(nasa.org)
Opinie -

Klimaatfinanciering: nieuwe doelen, oude valkuilen?

Gaat de nieuwe klimaatfinanciering wel op de best mogelijke manier worden toegekend? Een opinie van dokter Nathalie Francken, onderzoeksmanager aan het LICOS Centre for Institutions and Economic Performance van de KULeuven en professor Nadia Molenaers, docent aan het Instituut voor Ontwikkelingsbeleid- en beheer van de Universiteit Antwerpen.

dinsdag 8 december 2015 15:54
Spread the love

Er wordt druk gespeculeerd over de klimaattop in Parijs. Zal het een ‘bindend’ klimaatverdrag opleveren? Wordt het een ambitieuze top of eerder een falen? Zal de ‘ontwikkelde’ wereld genoeg geld vrijmaken voor de ‘ontwikkelingslanden’ om zich aan te passen aan de klimaatverandering? Een cruciale vraag die zich echter opdringt is of al dat ‘klimaat-geld’ wel op de juiste manier gespendeerd wordt door onze bilaterale donoren.

Onder ‘klimaat-geld’ verstaat men fondsen voor klimaatadaptatie en mitigatie. Adaptatie betreft het aanpassen aan de klimaatverandering met maatregelen als o.a. het ophopen van dijken en het aanpassen van waterreserves en bouwvoorschriften. Met mitigatie doelt men op vermindering van de snelheid en omvang van klimaatverandering door het terugdringen van broeikasgassen. Worden deze fondsen dus enerzijds toegewezen aan de juiste landen en anderzijds aan de juiste projecten?

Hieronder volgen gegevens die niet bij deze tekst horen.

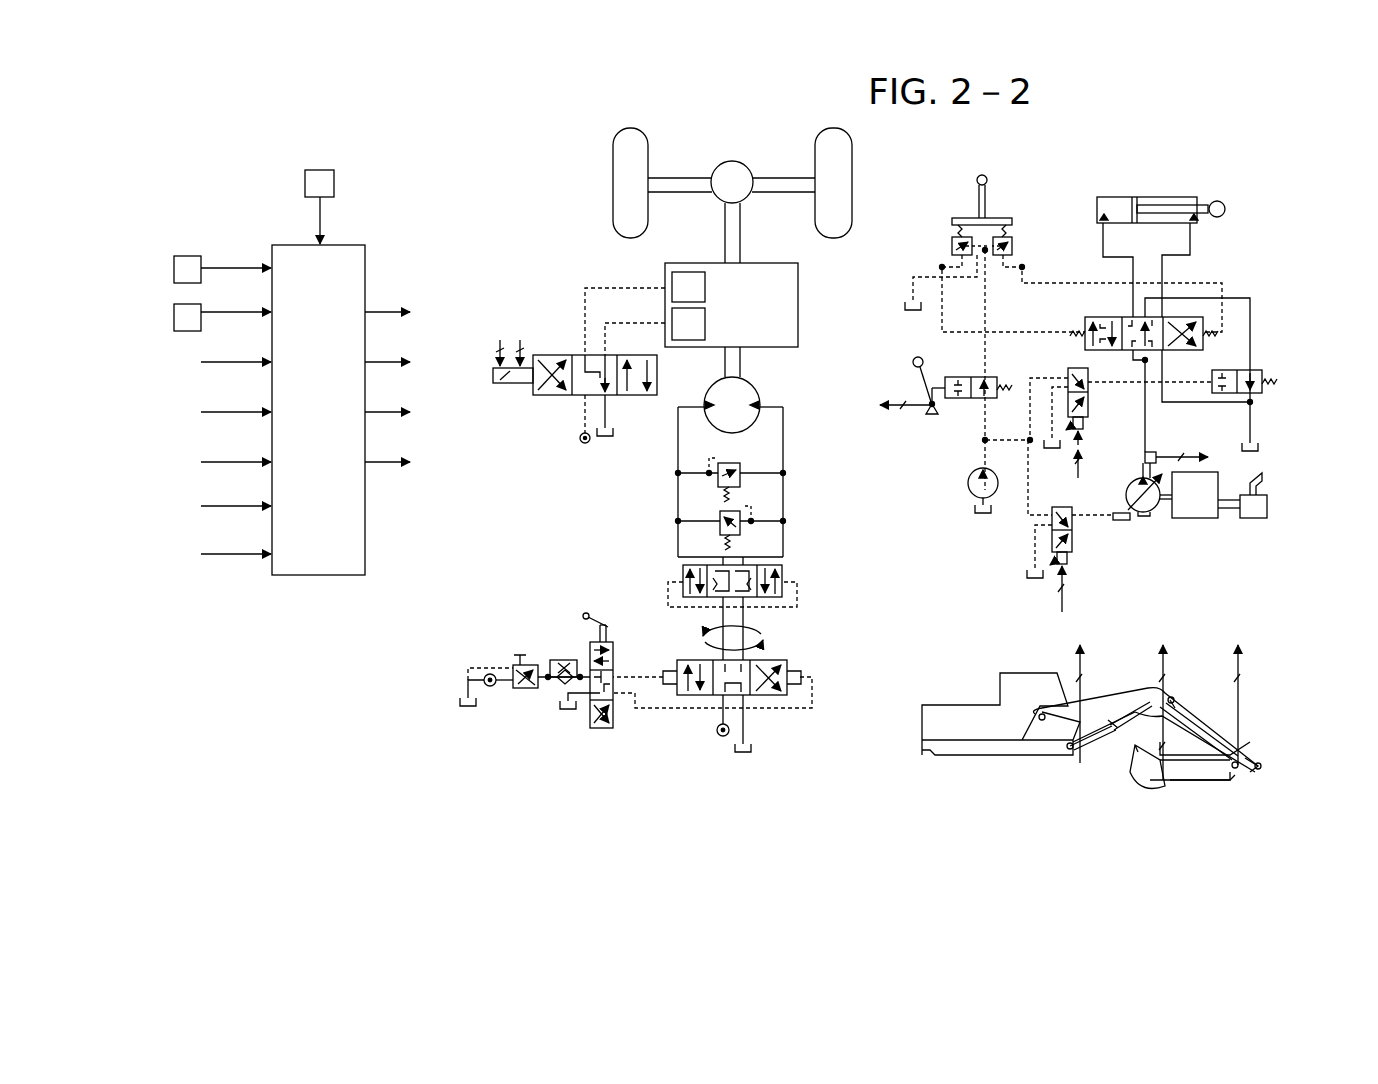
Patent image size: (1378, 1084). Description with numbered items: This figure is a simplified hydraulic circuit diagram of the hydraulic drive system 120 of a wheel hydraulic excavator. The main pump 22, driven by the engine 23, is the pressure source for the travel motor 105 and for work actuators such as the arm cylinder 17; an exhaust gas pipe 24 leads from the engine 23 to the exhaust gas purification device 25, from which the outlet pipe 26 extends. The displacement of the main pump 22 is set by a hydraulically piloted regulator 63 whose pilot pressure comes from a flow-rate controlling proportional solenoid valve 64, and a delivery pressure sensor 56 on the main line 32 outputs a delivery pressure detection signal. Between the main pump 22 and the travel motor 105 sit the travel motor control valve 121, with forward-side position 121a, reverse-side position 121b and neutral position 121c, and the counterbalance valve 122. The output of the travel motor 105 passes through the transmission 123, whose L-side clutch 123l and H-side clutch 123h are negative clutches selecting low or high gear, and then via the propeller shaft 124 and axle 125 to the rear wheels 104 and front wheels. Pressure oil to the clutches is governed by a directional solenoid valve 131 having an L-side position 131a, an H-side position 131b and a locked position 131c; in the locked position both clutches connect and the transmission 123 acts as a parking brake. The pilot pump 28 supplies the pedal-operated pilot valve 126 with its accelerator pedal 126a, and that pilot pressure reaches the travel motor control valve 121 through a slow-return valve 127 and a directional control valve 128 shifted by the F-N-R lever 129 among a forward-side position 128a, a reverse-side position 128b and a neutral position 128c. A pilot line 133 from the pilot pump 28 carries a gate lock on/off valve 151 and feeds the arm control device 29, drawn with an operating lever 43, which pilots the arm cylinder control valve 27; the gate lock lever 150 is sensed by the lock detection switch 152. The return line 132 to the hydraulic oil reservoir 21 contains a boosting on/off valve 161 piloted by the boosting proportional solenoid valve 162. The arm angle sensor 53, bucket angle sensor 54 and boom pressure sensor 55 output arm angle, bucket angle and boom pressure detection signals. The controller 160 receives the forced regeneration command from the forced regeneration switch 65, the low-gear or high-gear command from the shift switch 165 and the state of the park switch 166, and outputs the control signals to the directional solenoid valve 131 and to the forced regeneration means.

The hydraulic drive system 120 is at (336, 136).
The forced regeneration switch 65 is at (305, 172).
The controller 160 is at (272, 245).
The park switch 166 is at (176, 256).
The shift switch 165 is at (174, 331).
The rear wheels 104 is at (613, 140).
The axle 125 is at (720, 166).
The propeller shaft 124 is at (742, 236).
The transmission 123 is at (717, 291).
The L-side clutch 123l is at (672, 278).
The H-side clutch 123h is at (670, 316).
The travel motor 105 is at (756, 390).
The directional solenoid valve 131 is at (573, 380).
The L-side position 131a is at (633, 397).
The H-side position 131b is at (550, 397).
The locked position 131c is at (580, 398).
The counterbalance valve 122 is at (683, 570).
The travel motor control valve 121 is at (731, 703).
The forward-side position 121a is at (695, 697).
The reverse-side position 121b is at (775, 697).
The neutral position 121c is at (748, 697).
The main pump 22 is at (722, 738).
The directional control valve 128 is at (610, 695).
The forward-side position 128a is at (612, 650).
The reverse-side position 128b is at (634, 727).
The neutral position 128c is at (613, 680).
The F-N-R lever 129 is at (600, 624).
The slow-return valve 127 is at (568, 660).
The pilot valve 126 is at (524, 659).
The accelerator pedal 126a is at (524, 653).
The pilot pump 28 is at (490, 688).
The operating lever 43 is at (977, 179).
The arm control device 29 is at (952, 218).
The arm cylinder 17 is at (1148, 197).
The arm cylinder control valve 27 is at (1088, 322).
The return line 132 is at (1250, 312).
The boosting on/off valve 161 is at (1262, 372).
The gate lock lever 150 is at (915, 360).
The gate lock on/off valve 151 is at (966, 377).
The lock detection switch 152 is at (928, 404).
The pilot line 133 is at (986, 362).
The boosting proportional solenoid valve 162 is at (1072, 368).
The main line 32 is at (1143, 424).
The delivery pressure sensor 56 is at (1152, 450).
The flow-rate controlling proportional solenoid valve 64 is at (1060, 507).
The regulator 63 is at (1121, 521).
The hydraulic oil reservoir 21 is at (1154, 520).
The engine 23 is at (1207, 518).
The exhaust gas pipe 24 is at (1232, 510).
The exhaust gas purification device 25 is at (1267, 516).
The outlet pipe 26 is at (1262, 478).
The boom pressure sensor 55 is at (1078, 752).
The bucket angle sensor 54 is at (1162, 780).
The arm angle sensor 53 is at (1252, 772).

Juiste uitgaven door de bilaterale donoren?

Het antwoord op de eerste vraag is simpelweg nee. Ons huidig vergelijkend landenonderzoek (Robertsen, Francken en Molenaers (2015) met een regionale focus op Sub-Sahara Afrika toont aan dat fondsen voor klimaatadaptatie niet besteed worden aan de meest klimaatkwetsbare landen.

Opgepast: de meest klimaatkwetsbare landen zijn niet noodzakelijk de armste landen. Klimaatkwetsbaarheid wordt bepaald door de blootstelling en de gevoeligheid van een land aan klimaatopwarming en door de in het land aanwezige mogelijkheden om zich aan te passen aan de negatieve gevolgen ervan.

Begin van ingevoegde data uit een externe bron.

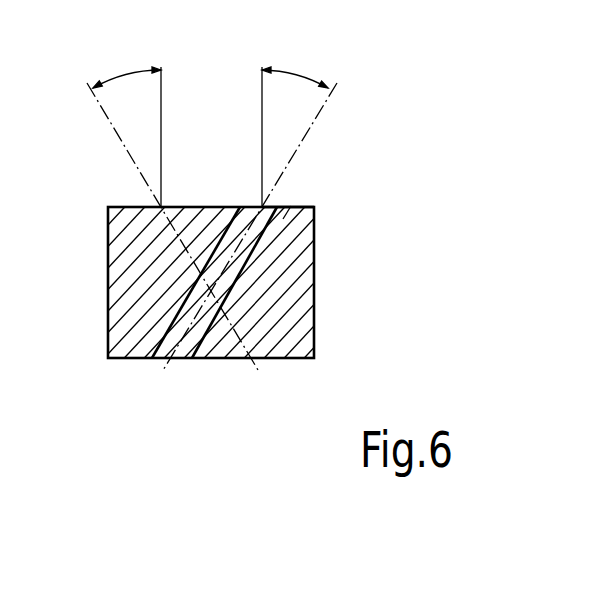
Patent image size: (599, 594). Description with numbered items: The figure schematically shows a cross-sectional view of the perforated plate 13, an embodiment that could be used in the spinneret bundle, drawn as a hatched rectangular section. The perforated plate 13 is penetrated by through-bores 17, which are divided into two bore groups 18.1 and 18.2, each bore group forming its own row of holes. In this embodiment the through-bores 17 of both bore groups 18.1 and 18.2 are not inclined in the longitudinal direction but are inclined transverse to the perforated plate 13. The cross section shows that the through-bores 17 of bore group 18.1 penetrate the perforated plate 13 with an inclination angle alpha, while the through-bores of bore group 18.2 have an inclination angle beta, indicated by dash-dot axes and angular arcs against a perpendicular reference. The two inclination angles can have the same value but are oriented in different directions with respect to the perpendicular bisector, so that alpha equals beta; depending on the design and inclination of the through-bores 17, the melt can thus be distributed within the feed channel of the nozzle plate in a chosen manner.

The perforated plate 13 is at (291, 206).
The through-bore 17 is at (247, 243).
The first bore group 18.1 is at (171, 358).
The second bore group 18.2 is at (162, 205).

Bilaterale donoren laten zich echter niet leiden door klimaatkwetsbaarheid, maar door de relaties die ze al hebben met hun partnerlanden in de ontwikkelingssamenwerking. Met andere woorden, het zijn de landen waar we reeds officiële ontwikkelingshulp aan geven die meer klimaathulp krijgen en, zo wijst ons onderzoek uit, democratische landen krijgen in de regel ook meer geld dan niet-democratische landen.

Klimaatkwetsbaarheid speelt dus helemaal geen rol in het besteden van klimaatgelden, hetgeen impliceert dat die landen die verwacht worden het meest te zullen lijden onder de klimaatopwarming, in verhouding te weinig geld krijgen. Ter illustratie kunnen we stellen dat Zuid-Afrika – enkele dunbevolkte landen als sommige kleine eilandstaten en Namibië buiten beschouwing gelaten – het hoogste bedrag voor klimaatadaptatie heeft ontvangen (per capita) tussen 2010 en 2013, maar dat het het minst kwetsbare land is in Sub-Sahara Afrika.

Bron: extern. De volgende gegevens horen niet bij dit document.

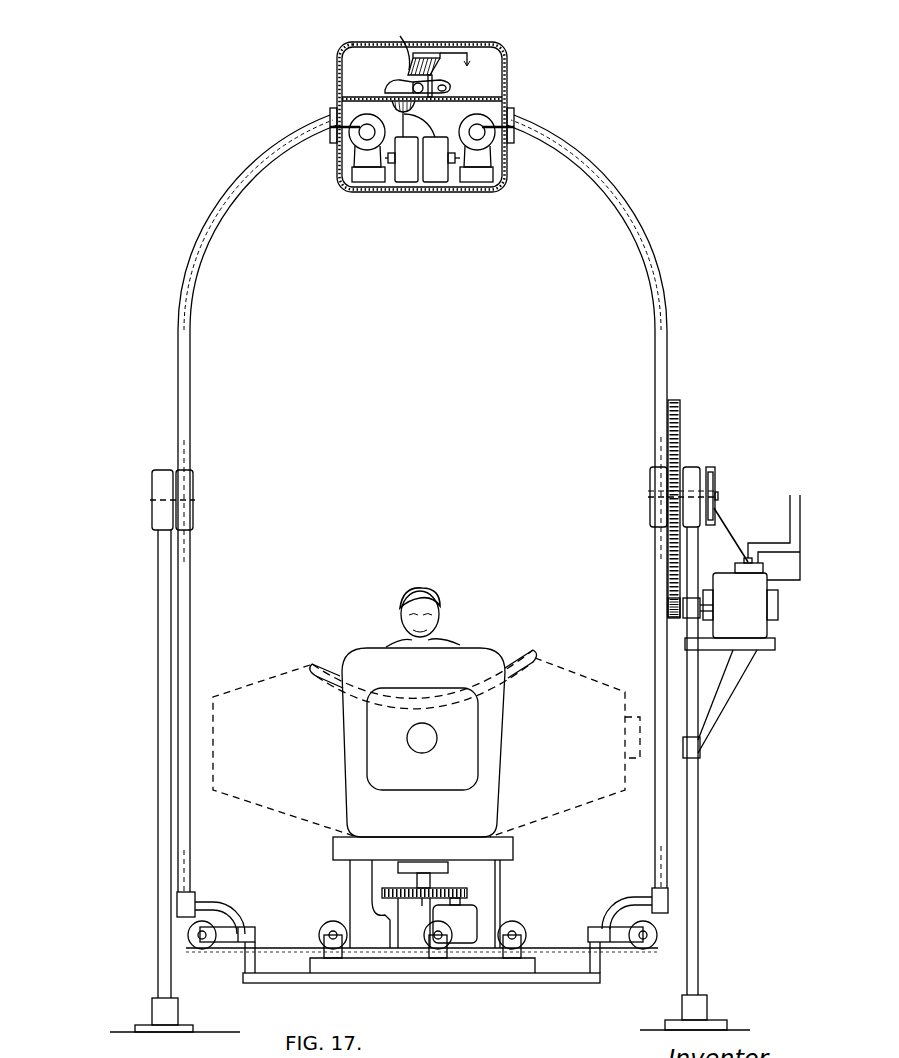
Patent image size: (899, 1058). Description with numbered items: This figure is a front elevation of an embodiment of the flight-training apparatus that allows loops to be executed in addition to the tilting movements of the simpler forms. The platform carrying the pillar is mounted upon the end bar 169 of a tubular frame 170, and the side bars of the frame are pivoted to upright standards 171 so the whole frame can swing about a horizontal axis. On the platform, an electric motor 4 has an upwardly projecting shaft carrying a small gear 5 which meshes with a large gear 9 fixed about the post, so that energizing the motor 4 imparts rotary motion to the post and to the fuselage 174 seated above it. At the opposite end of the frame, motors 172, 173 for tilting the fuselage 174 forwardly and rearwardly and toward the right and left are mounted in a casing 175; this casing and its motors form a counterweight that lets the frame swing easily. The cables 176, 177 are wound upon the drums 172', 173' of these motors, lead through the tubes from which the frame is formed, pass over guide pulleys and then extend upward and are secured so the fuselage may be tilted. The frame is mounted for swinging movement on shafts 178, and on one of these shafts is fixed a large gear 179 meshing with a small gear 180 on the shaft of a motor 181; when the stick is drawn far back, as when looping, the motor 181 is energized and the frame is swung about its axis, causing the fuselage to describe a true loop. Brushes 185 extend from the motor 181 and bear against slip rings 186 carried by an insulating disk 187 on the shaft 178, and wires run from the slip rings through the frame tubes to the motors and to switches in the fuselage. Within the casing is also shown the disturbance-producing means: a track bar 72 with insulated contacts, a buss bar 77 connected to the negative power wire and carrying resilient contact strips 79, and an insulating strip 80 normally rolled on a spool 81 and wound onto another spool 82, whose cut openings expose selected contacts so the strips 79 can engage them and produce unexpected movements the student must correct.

The electric motor 4 is at (465, 935).
The gear 5 is at (458, 884).
The large gear 9 is at (385, 890).
The track bar 72 is at (445, 85).
The buss bar 77 is at (440, 54).
The resilient contact strips 79 is at (394, 45).
The insulating strip 80 is at (397, 82).
The spool 81 is at (450, 88).
The spool 82 is at (385, 88).
The end bar 169 is at (515, 975).
The frame 170 is at (668, 822).
The standards 171 is at (158, 710).
The motor 172 is at (404, 161).
The drum 172' is at (336, 150).
The motor 173 is at (433, 165).
The drum 173' is at (506, 155).
The fuselage 174 is at (488, 753).
The casing 175 is at (508, 68).
The cable 176 is at (270, 946).
The cable 177 is at (430, 886).
The shafts 178 is at (195, 500).
The large gear 179 is at (683, 412).
The small gear 180 is at (680, 608).
The motor 181 is at (751, 620).
The brushes 185 is at (735, 530).
The slip rings 186 is at (716, 470).
The insulating disk 187 is at (710, 466).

Uitgaven voor de juiste landen en projecten?

Het antwoord op de tweede vraag is ook negatief. Dit kan geïllustreerd worden door het gebruik van mitigatiefondsen door landen als Japan die onder andere kolencentrales financieren in India, Indonesië en Bangladesh en dit terwijl kolen de grootste bron van klimaatvervuiling zijn.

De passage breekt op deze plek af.